Aramıza kimse girmesin

PİZZA’DA KEBAP HAVASI

Sıra dışı lezzetlere meraklı Beytepe köyündeki pizzacı ‘Mozz’ ve işletmeci Güneş Öztürk, son gittiğimde önerdiği ‘kebap’ isimli pizzayla yeniden ezberimi bozdu. Kavurma, sumaklı soğan, tahinli yoğurt, közlenmiş biber ve tabii ki mozzarella peyniri ile şahane bir uyum yakalandığını damağımda kalan lezzetinden anladım. Yaza adım attığımız bu günlerde, müstakil ve sıra dışı binası, keyifli bahçesi iştahı da açan açık mutfağı ve güncellenmiş geleneksel atıştırmalıkları ile Mozz pizza keyiflenmek için gidilecek yerler listesinin başında.

Aramıza kimse girmesin

HAFİFLİĞİN HİSSİ JUNK VEGAN

Vegan yaşam tarzının çoğalmasıyla, vegan yemekler pişiren restoranlar da çoğalıyor. Aslında vegan olmayanların da sağlıklı beslenmek için tercih ettikleri vegan yiyeceklerden sonra hissedilen hafiflik ve tokluk hissi belirli bir süre sonra alışkanlığa dönüşüyor. Beni de içine çeken bu hafiflik hissini, hayvansal ürünlerin vücuda verdiği yorgunluğa tercih eder oldum. Bestekar Sokakta tesadüfen rastladığım ‘Junk’ isimli vegan restoranı vejetaryen bir anneyle, vegan kızı işletiyor.

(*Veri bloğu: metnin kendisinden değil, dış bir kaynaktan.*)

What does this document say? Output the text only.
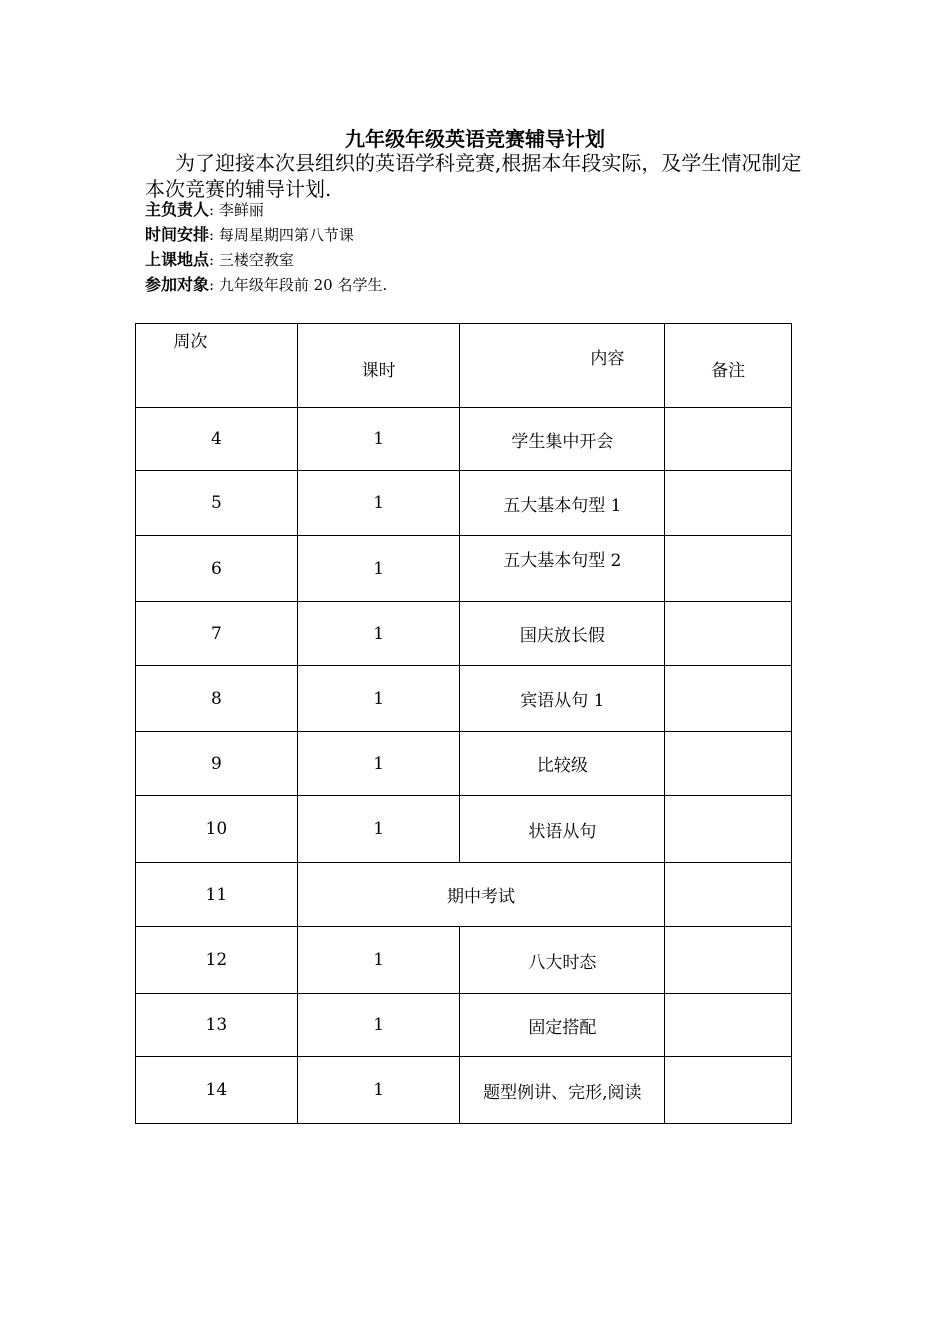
九年级年级英语竞赛辅导计划
为了迎接本次县组织的英语学科竞赛,根据本年段实际，及学生情况制定本次竞赛的辅导计划.
主负责人: 李鲜丽
时间安排: 每周星期四第八节课
上课地点: 三楼空教室
参加对象: 九年级年段前 20 名学生.
周次	课时	内容	备注

4	1	学生集中开会	
5	1	五大基本句型 1	
6	1	五大基本句型 2	
7	1	国庆放长假	
8	1	宾语从句 1	
9	1	比较级	
10	1	状语从句	
11	期中考试		
12	1	八大时态	
13	1	固定搭配	
14	1	题型例讲、完形,阅读	
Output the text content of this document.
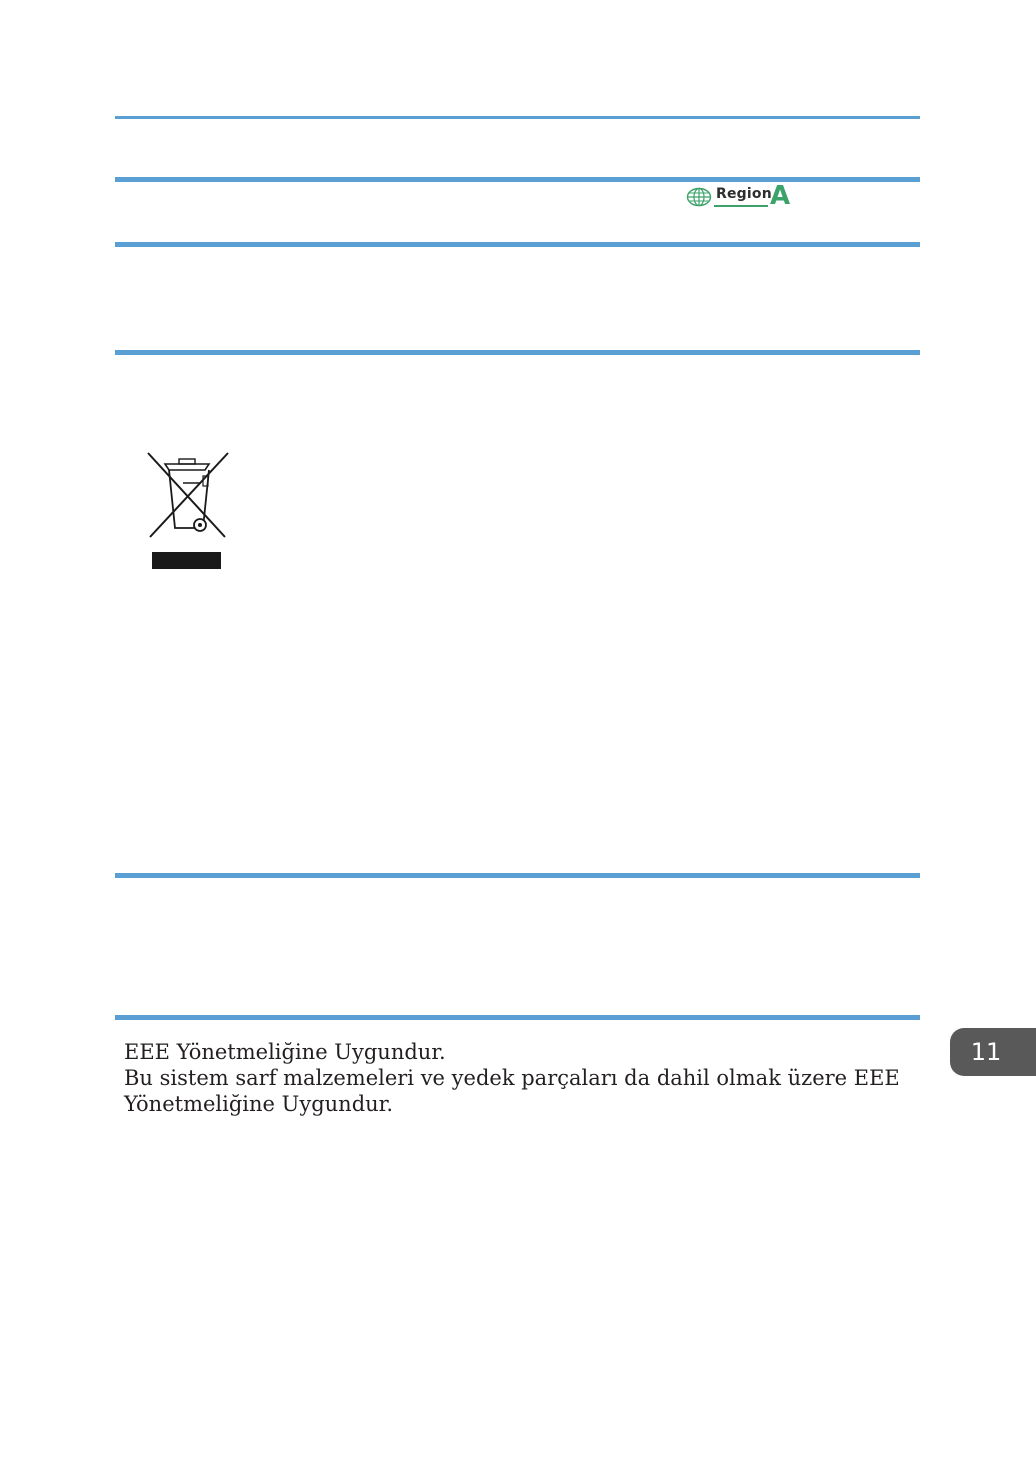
Region
A

EEE Yönetmeliğine Uygundur.

Bu sistem sarf malzemeleri ve yedek parçaları da dahil olmak üzere EEE Yönetmeliğine Uygundur.

11
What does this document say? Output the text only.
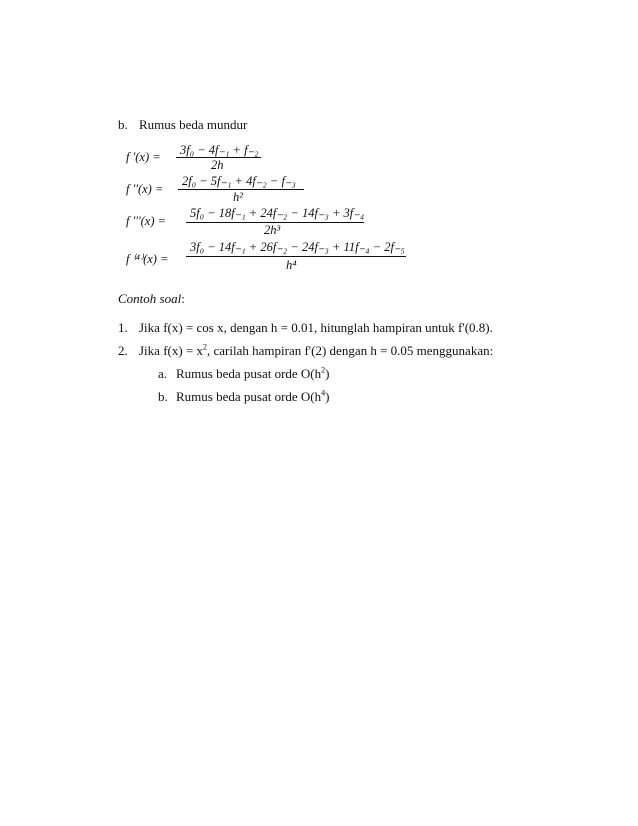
b. Rumus beda mundur
f '(x) = 3f₀ − 4f₋₁ + f₋₂
2h
f ''(x) =
2f₀ − 5f₋₁ + 4f₋₂ − f₋₃
h²
f '''(x) =
5f₀ − 18f₋₁ + 24f₋₂ − 14f₋₃ + 3f₋₄
2h³
f ⁽⁴⁾(x) =
3f₀ − 14f₋₁ + 26f₋₂ − 24f₋₃ + 11f₋₄ − 2f₋₅
h⁴
Contoh soal:
1. Jika f(x) = cos x, dengan h = 0.01, hitunglah hampiran untuk f'(0.8).
2. Jika $f(x) = x^2$, carilah hampiran f'(2) dengan h = 0.05 menggunakan:
a. Rumus beda pusat orde $O(h^2)$
b. Rumus beda pusat orde $O(h^4)$
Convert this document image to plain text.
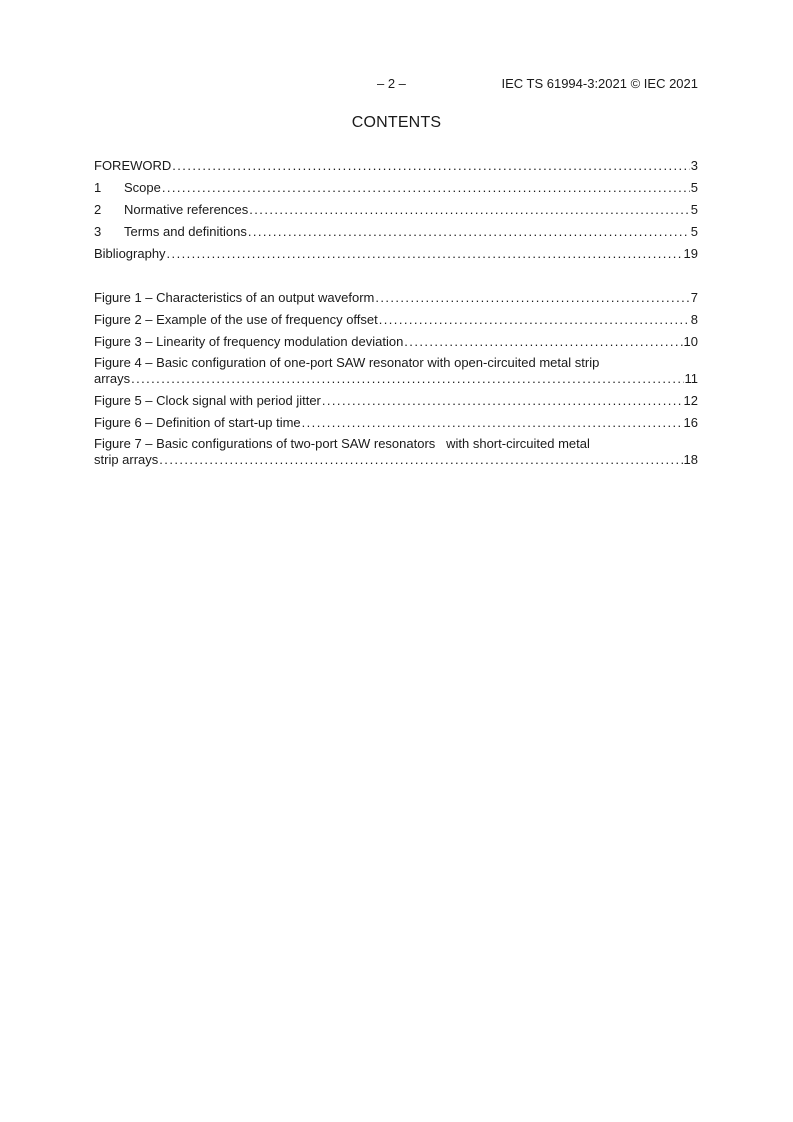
– 2 –	IEC TS 61994-3:2021 © IEC 2021
CONTENTS
FOREWORD .....	3
1	Scope .....	5
2	Normative references .....	5
3	Terms and definitions .....	5
Bibliography .....	19
Figure 1 – Characteristics of an output waveform .....	7
Figure 2 – Example of the use of frequency offset .....	8
Figure 3 – Linearity of frequency modulation deviation .....	10
Figure 4 – Basic configuration of one-port SAW resonator with open-circuited metal strip
arrays .....	11
Figure 5 – Clock signal with period jitter .....	12
Figure 6 – Definition of start-up time .....	16
Figure 7 – Basic configurations of two-port SAW resonators   with short-circuited metal
strip arrays .....	18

Hem pişirip hem servis ediyorlar. Almanya ve Avrupa’da çokça tercih edilen bitki bazlı peynir, makarna, yeşil soğan ve turşu ile bol kepçe kâsede servis edilen makarna ‘mac&cheese’ isimli vegan yemeği çok sevdim. Başka yiyecek seçenekleri tatmadım ama isimleri de resimleri de iştah kabartıyor. Bestekar’a yolunuz düşerse uğrayın.

Aramıza kimse girmesin

OLMADIK KAHVELER

Tunus Caddesi’nin ortalarında tabelası ilgi çeken bir kahveci var. Herkes gibi benim de ilgimi çekti, içeri girdim. Tezgâhın arkasındaki iki genç kadının hararetli sohbeti sürerken, “olmadık bir zamanda mı geldim” kaygısı yaşamama sebep oldu. Beni görünce güzel tebessüm etmeleri kaygımı uzaklaştırsa da “olmadık kahveyi nasıl isteyeceğim?” ikilemi yaşadım bir an. Neyse ki genç bayanlar önerdi; olmadık kahvenin ismi ‘cottonmouth’ fındık aromalı Kolombiya kahvesi, portakal çiçeği şurubu ve sütle hazırlanan bir kahveymiş. Olmadık bir iş yapıp, aromalı kahve sevmememe rağmen koca bardağı tükettim. Olmadık tasarımcıların, olmadık tasarımlarını da sergileyip satıyorlar. Olmadık zamanda yolunuz düşerse, olmadık bir kahve iyi gider.